Son of a bank manager, he was born in Willaura, Victoria and attended many schools before matriculating from Parramatta High School and entering medicine at the University of Sydney. He graduated with first class honours and the university medal, was professorial intern in 1940 at the Royal Prince Alfred Hospital and senior resident at Innisfail District Hospital.
He served in the Australian Army Medical Corps from 1941 to 1946, initially in North Queensland, Toowoomba and then in a Casualty Clearing Station in Lae where he became interested in laboratory aspects of malaria and attempted to cultivate malaria parasites. After service in other parts of New Guinea he was posted to the Blood and Serum Preparation Unit in Sydney and had some success cultivating P.falciparum parasites in vitro. He spent his last eighteen months in the LHQ Malaria Research unit at Cairns, directed by Fairley (qv 1), where he was successful in cultivating falciparum parasites. He wrote his MD thesis on the chemotherapy of malaria in vitro as part-time bacteriologist at the Kolling Institute Royal North Shore Hospital in 1946 prior to becoming Medical Research Fellow, Liverpool School of Tropical Medicine. Appointed to the staff of School of Public Health and Tropical Medicine, Sydney as lecturer in tropical medicine in 1948, he became senior lecturer 1956, and was appointed professor of tropical medicine in 1963.
Black was the first to develop a method of studying in vitro action of anti-malarial drugs in the form in which they circulate in man, studies which were reactivated by others thirty to forty years later. Later he became more interested in the social aspects of malaria and the control of the disease involving education, epidemiology, eradication programmes and global activities. He considered that anthropological input was critical and so did the Diploma of Anthropology in his spare time. He put a major emphasis on anthropology in his own teaching and succeeded in having increased World Health Organization (WHO) attention paid to this. A Member of the WHO Expert Advisory Panel on Malaria 1954 to 1982, he was a frequent consultant in many parts of the world and was the author of many manuals relating to malaria epidemiology, control and eradication. He was Australia's man at WHO committees. WHO awarded him the Darling Medal in 1985 for international services to the control of malaria, and he was the only Australian to receive the award. He held many appointments which included consultant in tropical medicine to the Royal Australian Army Medical Corps and Royal Australian Navy, and consultant physician in tropical medicine to a number of teaching hospitals in Sydney.
Following an epidemic of malaria in the Northern Territory in the late 1950s and 1960s, Robert Black was consulted and the residual foci were successfully eliminated. Following extensive studies of malaria in the Northern Territory, Cape York Peninsula and Torres Strait Islands, and the establishment of a Central Register of Malaria Cases in 1969, endemic malaria was eradicated from northern Australia so that Australia was certified malaria-free by WHO in 1981. A result of his contributions to tropical medicine teaching, particularly through his continuing publications in the popular medical press directed towards local practitioners throughout Australia, was the achievement of zero fatality rates from P.falciparum malaria in Australia.

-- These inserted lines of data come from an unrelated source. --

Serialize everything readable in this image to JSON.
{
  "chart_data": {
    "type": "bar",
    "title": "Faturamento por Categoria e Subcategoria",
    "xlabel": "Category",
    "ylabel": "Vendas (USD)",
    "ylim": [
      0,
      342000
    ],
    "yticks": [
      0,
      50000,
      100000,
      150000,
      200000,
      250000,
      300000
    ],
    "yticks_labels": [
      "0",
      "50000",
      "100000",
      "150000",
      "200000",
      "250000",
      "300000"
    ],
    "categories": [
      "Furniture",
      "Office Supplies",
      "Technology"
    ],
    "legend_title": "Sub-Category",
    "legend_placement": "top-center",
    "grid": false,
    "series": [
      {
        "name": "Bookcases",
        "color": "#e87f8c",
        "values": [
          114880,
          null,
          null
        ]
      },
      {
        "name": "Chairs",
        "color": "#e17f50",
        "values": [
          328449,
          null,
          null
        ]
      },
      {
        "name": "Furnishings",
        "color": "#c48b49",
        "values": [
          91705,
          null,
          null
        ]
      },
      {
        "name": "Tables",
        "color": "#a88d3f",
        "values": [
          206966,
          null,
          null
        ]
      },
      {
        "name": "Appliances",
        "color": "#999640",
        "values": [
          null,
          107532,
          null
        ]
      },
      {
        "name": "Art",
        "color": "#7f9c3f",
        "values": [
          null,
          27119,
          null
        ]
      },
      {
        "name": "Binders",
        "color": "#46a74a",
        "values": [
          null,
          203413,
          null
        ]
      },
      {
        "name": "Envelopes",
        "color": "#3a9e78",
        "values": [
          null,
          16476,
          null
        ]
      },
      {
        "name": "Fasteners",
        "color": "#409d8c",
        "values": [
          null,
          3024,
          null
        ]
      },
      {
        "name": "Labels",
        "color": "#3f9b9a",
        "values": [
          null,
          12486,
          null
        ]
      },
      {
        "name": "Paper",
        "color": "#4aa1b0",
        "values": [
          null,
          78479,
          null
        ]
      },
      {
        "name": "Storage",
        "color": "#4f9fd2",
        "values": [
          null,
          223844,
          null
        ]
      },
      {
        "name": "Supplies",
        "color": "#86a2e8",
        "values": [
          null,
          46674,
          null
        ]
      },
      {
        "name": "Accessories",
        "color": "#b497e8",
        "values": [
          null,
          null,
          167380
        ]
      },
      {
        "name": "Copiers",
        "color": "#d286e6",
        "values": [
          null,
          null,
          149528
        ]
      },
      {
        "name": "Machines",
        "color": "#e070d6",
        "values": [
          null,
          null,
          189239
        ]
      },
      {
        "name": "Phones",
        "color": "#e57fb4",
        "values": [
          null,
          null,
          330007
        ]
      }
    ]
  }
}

This was not achieved in the USA, the UK or West Germany. He was responsible for some studies of Aboriginal health, though he seldom took credit for the studies themselves, and was a well known radio 'ham' and technical contributor.
Black's contribution to health in Australia did not attract attention outside his field and his WHO contributions were almost only appreciated by those concerned with world problems of malaria. His perception of a lack of appreciation probably accentuated his evident shyness and retiring nature. He did not deal in verbal rhetoric and polemic and seemed to prefer to write letters rather than to talk across a desk. When his advice was sought by his students and colleagues, his letters were well known for their excellence and detail which showed the endless trouble he had taken over them.
He was described as a very private, gentle, and complex person known intimately by few but was very well informed and could be a most charming and erudite conversationalist with a close friend. He did not talk to himself and made every effort to keep his long and difficult illness from any but his closest friends. He died of respiratory failure due to emphysema and cancer of the lung.